Hopefully, you can see why it's better to take two base cases.

Answer 2

For example.

Prove that: $$\frac{1}{n+1}+\frac{1}{n+3}+\frac{1}{n+5}+...+\frac{1}{3n-1}\geq\frac{1}{2}$$ for any natural $n$.

For the proof by induction we need to check $n=1$ and $n=2$ because we need a transition from $n$ to $n+2$.

I'll write a full proof and I hope it would be clear.

For $n=1$ we need to check: $$\frac{1}{2}\geq\frac{1}{2},$$ which is true.

For $n=2$ we need to check: $$\frac{1}{3}+\frac{1}{5}\geq\frac{1}{2}$$ or $$\frac{8}{15}\geq\frac{1}{2},$$ which is true.

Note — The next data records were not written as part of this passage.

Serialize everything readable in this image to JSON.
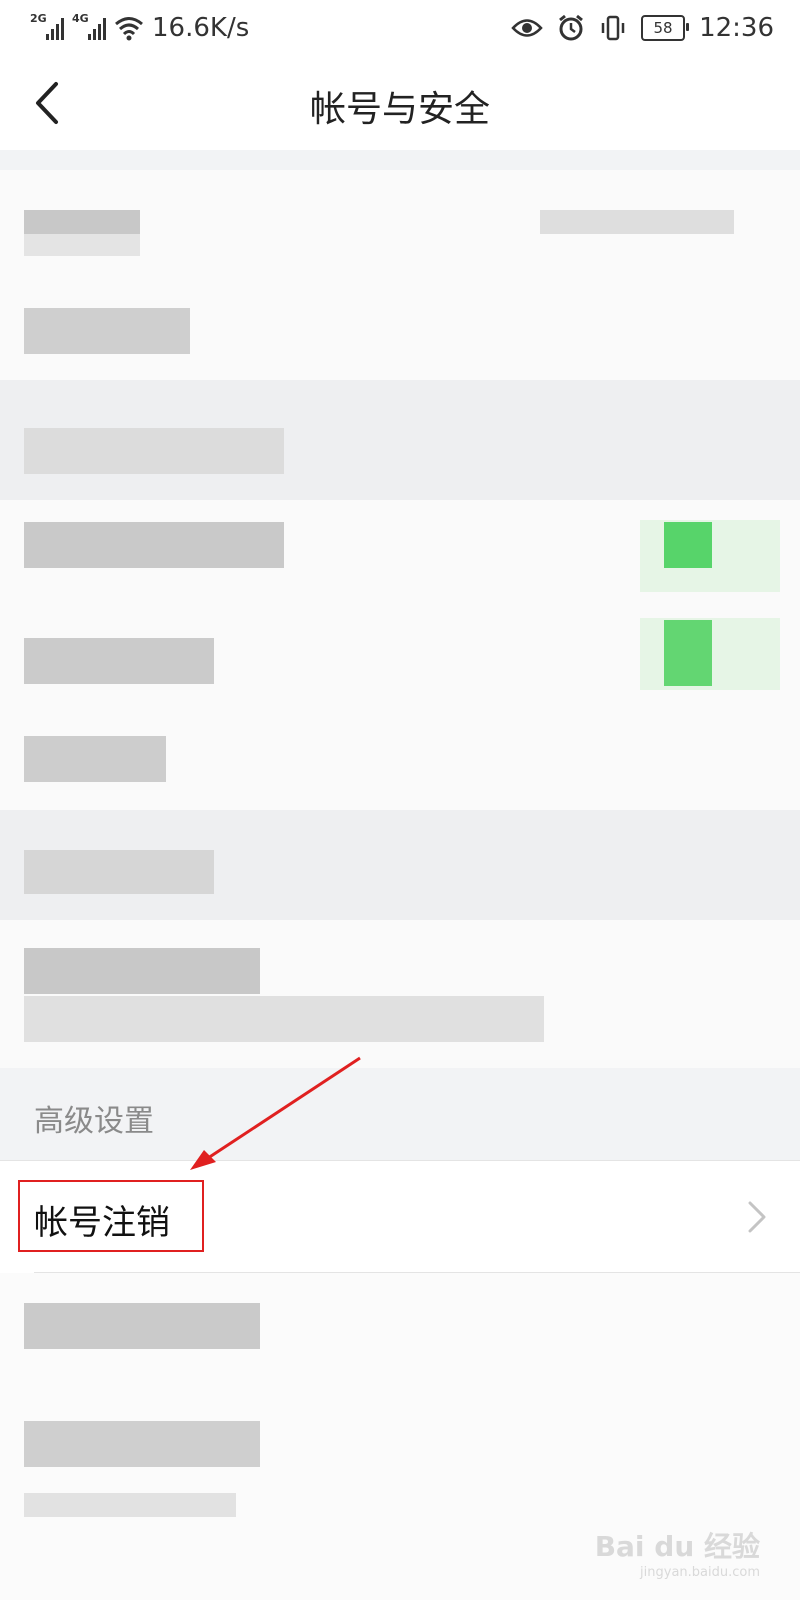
{
  "status_bar": {
    "sig1": "2G",
    "sig2": "4G",
    "net_speed": "16.6K/s",
    "battery": "58",
    "time": "12:36"
  },
  "header": {
    "title": "帐号与安全",
    "back_icon": "chevron-left-icon"
  },
  "advanced": {
    "section_title": "高级设置",
    "cancel_account_label": "帐号注销",
    "chevron_icon": "chevron-right-icon"
  },
  "annotation": {
    "highlight_color": "#e02020"
  },
  "watermark": {
    "brand": "Bai du 经验",
    "url": "jingyan.baidu.com"
  }
}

Now, it's enough to prove that: $$\frac{1}{n+1}+\frac{1}{n+3}+\frac{1}{n+5}+...+\frac{1}{3n-1}\geq\frac{1}{2}\Rightarrow$$ $$\Rightarrow\frac{1}{n+3}+\frac{1}{n+5}+...+\frac{1}{3n-1}+\frac{1}{3n+1}+\frac{1}{3n+3}+\frac{1}{3n+5}\geq\frac{1}{2},$$ for which it's enough to proof that: $$\frac{1}{2}-\frac{1}{n+1}+\frac{1}{3n+1}+\frac{1}{3n+3}+\frac{1}{3n+5}\geq\frac{1}{2}$$ or $$\frac{1}{3n+1}+\frac{1}{3n+5}\geq\frac{2}{3(n+1)},$$ which is true by C-S: $$\frac{1}{3n+1}+\frac{1}{3n+5}\geq\frac{(1+1)^2}{3n+1+3n+5}=\frac{2}{3(n+1)}$$ and by induction we are done!

Answer 3

Use two base cases when the next case depends on the two previous cases. For example,

the Fibonacci numbers could be defined by $ F_n=F_{n-1}+F_{n-2}$ with $F_1=F_2=1$,

and it can be shown by induction that $F_n=\dfrac{(1+\sqrt5)^n-(1-\sqrt5)^n}{2^n\sqrt5}$,

but we need two cases to start off the induction,

because the $n^{th}$ Fibonacci number is defined in terms of the two previous Fibonacci numbers.